Y es que la fe nos permite no sentirnos nunca solos, sea cual sea la circunstancia en la que nos encontremos, disponer de esa fuerza o ese recurso extraordinario que no hallamos en nosotros mismos por razón de nuestra propia naturaleza –siempre débil por comparación con otros fenómenos más imponentes de la misma-. La fe, por tanto, puede infundirnos el valor que a nosotros nos falta en esas circunstancias de la vida en que arrecia la adversidad y el peligro se nos antoja insuperable. Es el valor añadido que proporciona la confianza en un poder superior, un poder capaz de doblegar el oleaje del mar, la fiereza del viento y el agua embravecidos.

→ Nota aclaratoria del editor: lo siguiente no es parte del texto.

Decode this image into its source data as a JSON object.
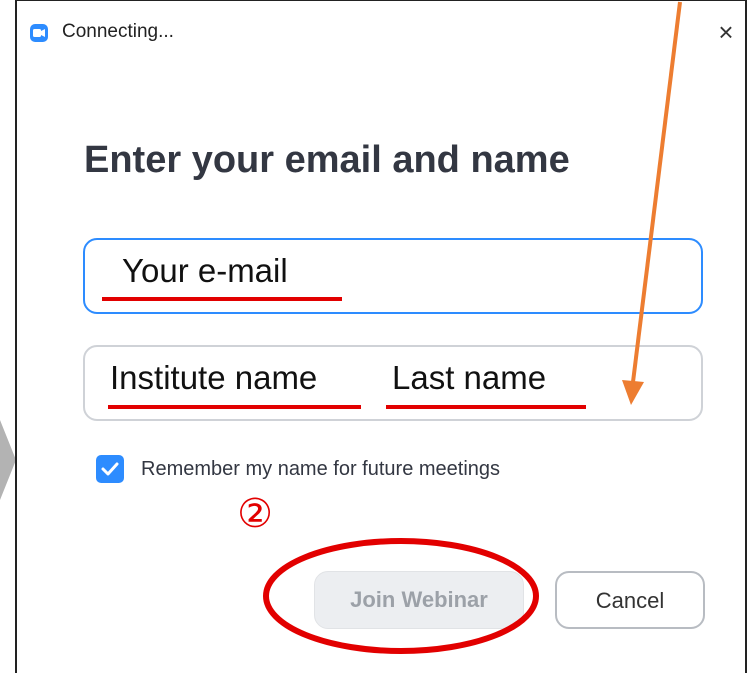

La cobardía es, pues, consecuencia no sólo de la fragilidad humana, sino de la falta de fe, de esa fe que otorga un plus de valor que viene del que es fuente de todo poder y a quien el viento y las aguas indomables obedecen. Lo que aquellos discípulos, espantados y asombrados, descubren experimentalmente es lo mismo que se pide a todo creyente: que pongan su confianza en el que tiene poder para someter las fuerzas de la naturaleza porque es Señor y legislador de la misma y que crean en él como aliado y amigo, ese aliado al que se puede recurrir en toda ocasión y del que no cabe esperar otra cosa que beneficios y salvación.

Nuestras vidas se ven con frecuencia asediadas por múltiples peligros –algunos reales y otros imaginarios- que desatan todos nuestros miedos: miedo a lo desconocido, miedo a la enfermedad y al dolor, miedo a la inutilidad y al fracaso, miedo al desprecio o al juicio de los demás, miedo a la marginación o al vacío social, miedo a la muerte o al infierno. Todos estos miedos esconden desconfianza en nosotros mismos, en las demás o en Dios.

Pues bien, Jesús nos invita a confiar en él. La fe, es verdad, no elimina las situaciones de peligro, ni hace desaparecer las contradicciones de la vida, pero permite afrontarlas con serenidad, como la de quienes se sienten firmemente sostenidos por unas manos fiables o sólidamente asentados en un fundamento inconmovible. Para el creyente Dios es su suelo firme, su refugio y su asidero; y lo es incluso estando en el trance de la muerte, es decir, transitando por esa experiencia en la que todo parece resquebrajarse; pues en semejante trance Dios sigue siendo nuestro asidero.